According to various accounts, attendees included representatives from the Iowa Public Employees Retirement System, the endowment for Stanford University and the General Board of Pension and Health Benefits of the United Methodist Church.
The meeting and an opportunity to present its findings at the client meeting was cleared with Heitman, said Mr. Moore.
As Mr. Moore made his call for a straw poll at the client conference later that afternoon, Mr. Perlmutter, who was sitting in the first row, jumped up and snatched the microphone from Mr. Moore.
Several attendees confirmed that Mr. Perlmutter said: "I am shocked that you would have the gall to suggest that. You have absolutely no right to do this.
"You don't even have a right to vote."
At this point, Mr. Franklin of Shell spoke up and said he wanted to hear Mr. Moore's presentation and that his pension fund favored a straw poll. Mr. Perlmutter then turned to Mr. Franklin and said: "We know you. We know you have your own agenda."
Shell has a reputation for aggressively trying to exit its real estate commingled fund investments for redeployment in separate accounts. It is believed that Shell is both a separate account and commingled fund investor with Heitman.

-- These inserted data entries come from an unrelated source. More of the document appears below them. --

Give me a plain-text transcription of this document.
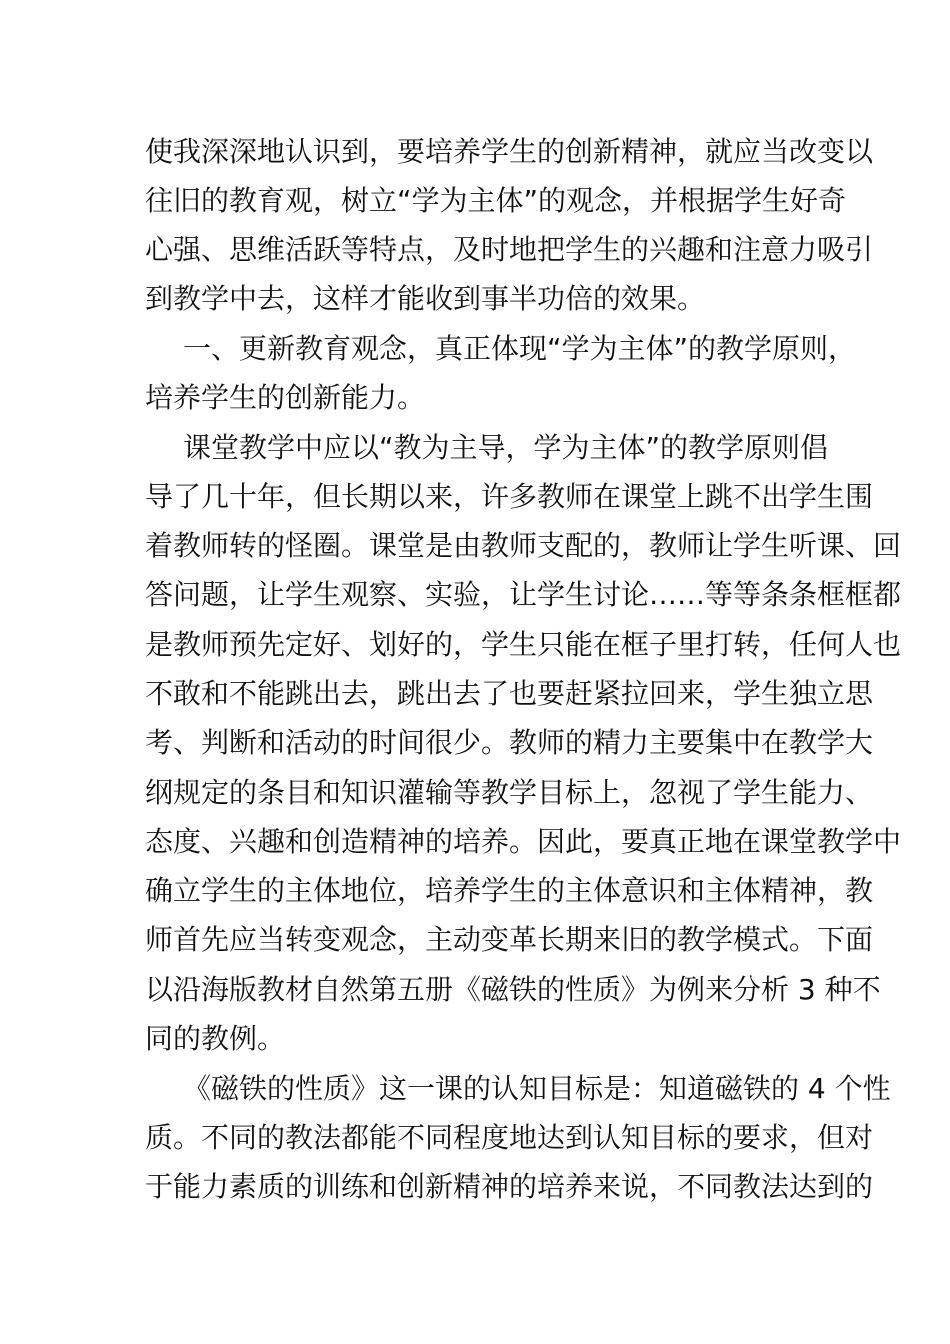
使我深深地认识到，要培养学生的创新精神，就应当改变以
往旧的教育观，树立“学为主体”的观念，并根据学生好奇
心强、思维活跃等特点，及时地把学生的兴趣和注意力吸引
到教学中去，这样才能收到事半功倍的效果。
一、更新教育观念，真正体现“学为主体”的教学原则，
培养学生的创新能力。
课堂教学中应以“教为主导，学为主体”的教学原则倡
导了几十年，但长期以来，许多教师在课堂上跳不出学生围
着教师转的怪圈。课堂是由教师支配的，教师让学生听课、回
答问题，让学生观察、实验，让学生讨论……等等条条框框都
是教师预先定好、划好的，学生只能在框子里打转，任何人也
不敢和不能跳出去，跳出去了也要赶紧拉回来，学生独立思
考、判断和活动的时间很少。教师的精力主要集中在教学大
纲规定的条目和知识灌输等教学目标上，忽视了学生能力、
态度、兴趣和创造精神的培养。因此，要真正地在课堂教学中
确立学生的主体地位，培养学生的主体意识和主体精神，教
师首先应当转变观念，主动变革长期来旧的教学模式。下面
以沿海版教材自然第五册《磁铁的性质》为例来分析 3 种不
同的教例。
《磁铁的性质》这一课的认知目标是：知道磁铁的 4 个性
质。不同的教法都能不同程度地达到认知目标的要求，但对
于能力素质的训练和创新精神的培养来说，不同教法达到的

Telephone calls to Mr. Franklin were not returned, but Mr. Moore and others confirmed the exchange.
In a prepared statement, Mr. Perlmutter said of the encounter: "We have had a candid and frank discussion with our clients and will respect their wish to continue with our original plan."
Mr. Moore was conciliatory to Mr. Perlmutter's position: "In fairness to the man, he was under pressure. This was business, not personal."